The strength of this study is that the results are based on a comprehensive data collection about interventions performed by an occupational therapist in different Swedish municipalities in the context of reablement, reported by themselves. This is an important contribution since the data consist of specific data on age, functioning and gender-related to social participation. In the present study, data were based on our assumption that aspects such as outdoor mobility, leisure, social contacts, and communication are related to social participation. Therefore, the results in our paper should be interpreted with this in mind. Though, it is important to consider that social participation is a complex concept and an agreement on a common definition is missing [Citation6]. Further, according to Levasseur et al. [Citation6], social participation reflects age, gender but also the persons’ sociocultural identity. This means that social and cultural norms must be considered and therefore, could be seen as a limitation in our study. Unfortunately, social and cultural norms are seldom referred to in most definitions of social participation [Citation6]. Since different concepts are used and there were no definitions of different interventions in the surveys, questions may have been interpreted differently between occupational therapists as well as how they described their actions. For example, if the interventions focussed indoors or outdoors. However, the surveys used were based on a previous study [Citation33] in which similar surveys were developed in collaboration with practicing occupational therapists in the context of reablement.

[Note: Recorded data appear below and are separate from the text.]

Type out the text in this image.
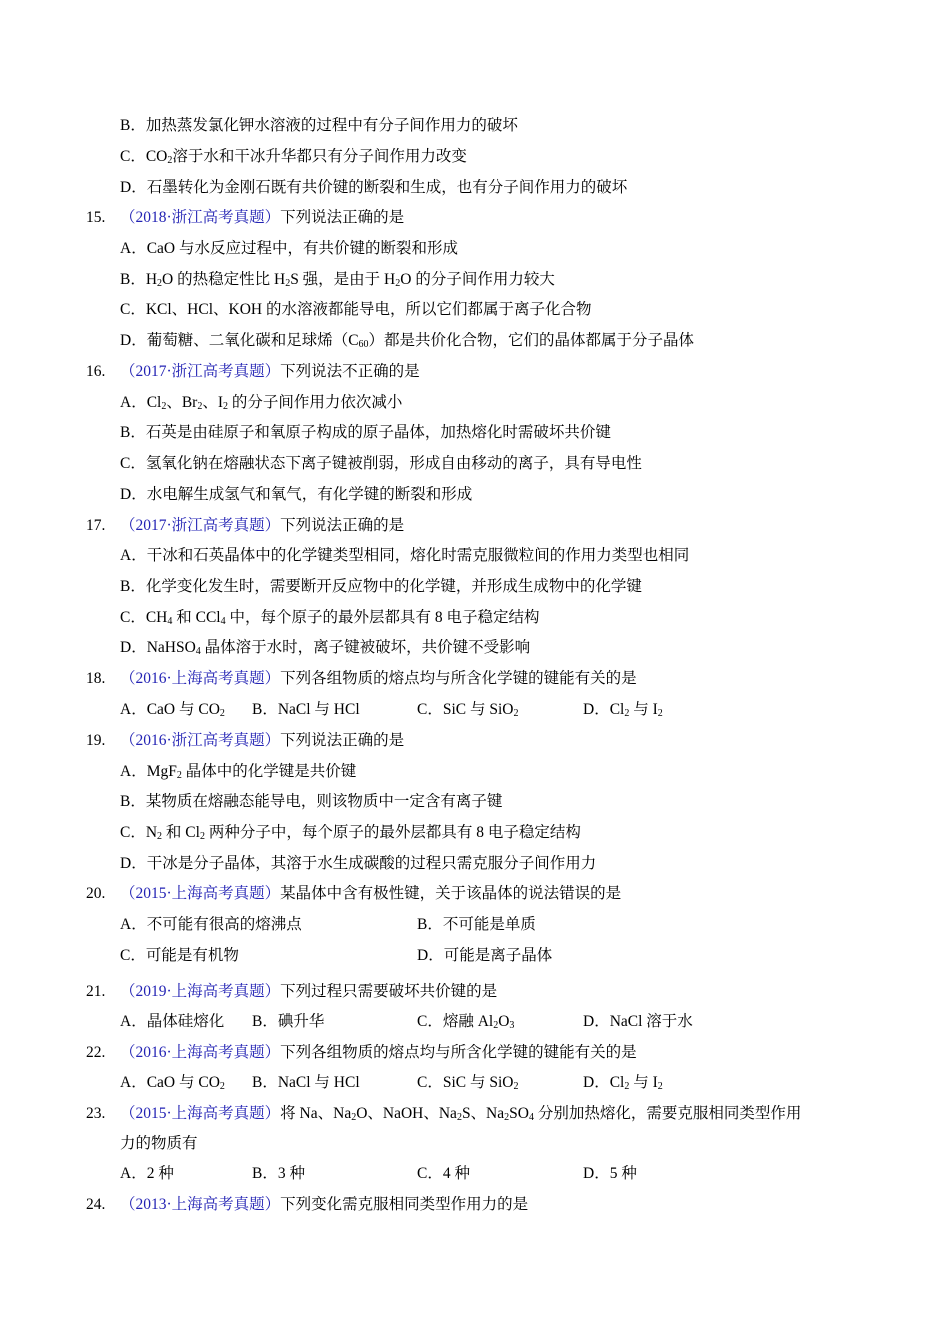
B．加热蒸发氯化钾水溶液的过程中有分子间作用力的破坏
C．$CO_2$溶于水和干冰升华都只有分子间作用力改变
D．石墨转化为金刚石既有共价键的断裂和生成，也有分子间作用力的破坏
15. （2018·浙江高考真题）下列说法正确的是
A．CaO 与水反应过程中，有共价键的断裂和形成
B．$H_2O$ 的热稳定性比 $H_2S$ 强，是由于 $H_2O$ 的分子间作用力较大
C．KCl、HCl、KOH 的水溶液都能导电，所以它们都属于离子化合物
D．葡萄糖、二氧化碳和足球烯$(C_{60})$都是共价化合物，它们的晶体都属于分子晶体
16. （2017·浙江高考真题）下列说法不正确的是
A．$Cl_2$、$Br_2$、$I_2$ 的分子间作用力依次减小
B．石英是由硅原子和氧原子构成的原子晶体，加热熔化时需破坏共价键
C．氢氧化钠在熔融状态下离子键被削弱，形成自由移动的离子，具有导电性
D．水电解生成氢气和氧气，有化学键的断裂和形成
17. （2017·浙江高考真题）下列说法正确的是
A．干冰和石英晶体中的化学键类型相同，熔化时需克服微粒间的作用力类型也相同
B．化学变化发生时，需要断开反应物中的化学键，并形成生成物中的化学键
C．$CH_4$ 和 CCl$_4$ 中，每个原子的最外层都具有 8 电子稳定结构
D．NaHSO$_4$ 晶体溶于水时，离子键被破坏，共价键不受影响
18. （2016·上海高考真题）下列各组物质的熔点均与所含化学键的键能有关的是
A．CaO 与 $CO_2$ B．NaCl 与 HCl	C．SiC 与 SiO$_2$	D．$Cl_2$ 与 $I_2$
19. （2016·浙江高考真题）下列说法正确的是
A．MgF$_2$ 晶体中的化学键是共价键
B．某物质在熔融态能导电，则该物质中一定含有离子键
C．$N_2$ 和 $Cl_2$ 两种分子中，每个原子的最外层都具有 8 电子稳定结构
D．干冰是分子晶体，其溶于水生成碳酸的过程只需克服分子间作用力
20. （2015·上海高考真题）某晶体中含有极性键，关于该晶体的说法错误的是
A．不可能有很高的熔沸点	B．不可能是单质
C．可能是有机物	D．可能是离子晶体
21. （2019·上海高考真题）下列过程只需要破坏共价键的是
A．晶体硅熔化 B．碘升华	C．熔融 $Al_2O_3$	D．NaCl 溶于水
22. （2016·上海高考真题）下列各组物质的熔点均与所含化学键的键能有关的是
A．CaO 与 $CO_2$ B．NaCl 与 HCl	C．SiC 与 SiO$_2$	D．$Cl_2$ 与 $I_2$
23. （2015·上海高考真题）将 Na、$Na_2O$、NaOH、$Na_2S$、$Na_2SO_4$ 分别加热熔化，需要克服相同类型作用
力的物质有
A．2 种	B．3 种	C．4 种	D．5 种
24. （2013·上海高考真题）下列变化需克服相同类型作用力的是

A limitation is that our data does not include information on whether informal care was given. In the whole sample, it is likely that informal care also was present parallel so municipality home care and for those who were not allocated any home care. The importance of providing support to informal caregivers has been stated, among others [Citation20].

Further studies

Further studies should focus on enabling health and social participation outside the home, taking social and cultural norms into account. Therefore, an interdisciplinary team is important, and that everyone has a clear role and makes clear assessments.

Conclusion

This study found that occupational therapist interventions focussed to some extent on social participation but need to be addressed more clearly in the context of reablement. The results indicate that the severity of functional limitation has an impact on the focus of the intervention whereas age and gender have not.

Authors’ contributions

MZ and MH designed, directed the study and collected the data. MZ together with CP were responsible for data analysis. CP wrote the first draft of the manuscript with input from MZ and MH. All authors have been involved in writing up the manuscript and have agreed to the final version.

Acknowledgements

We would like to thank all participants for engaging in the study.

Disclosure statement

No potential conflict of interest was reported by the author(s).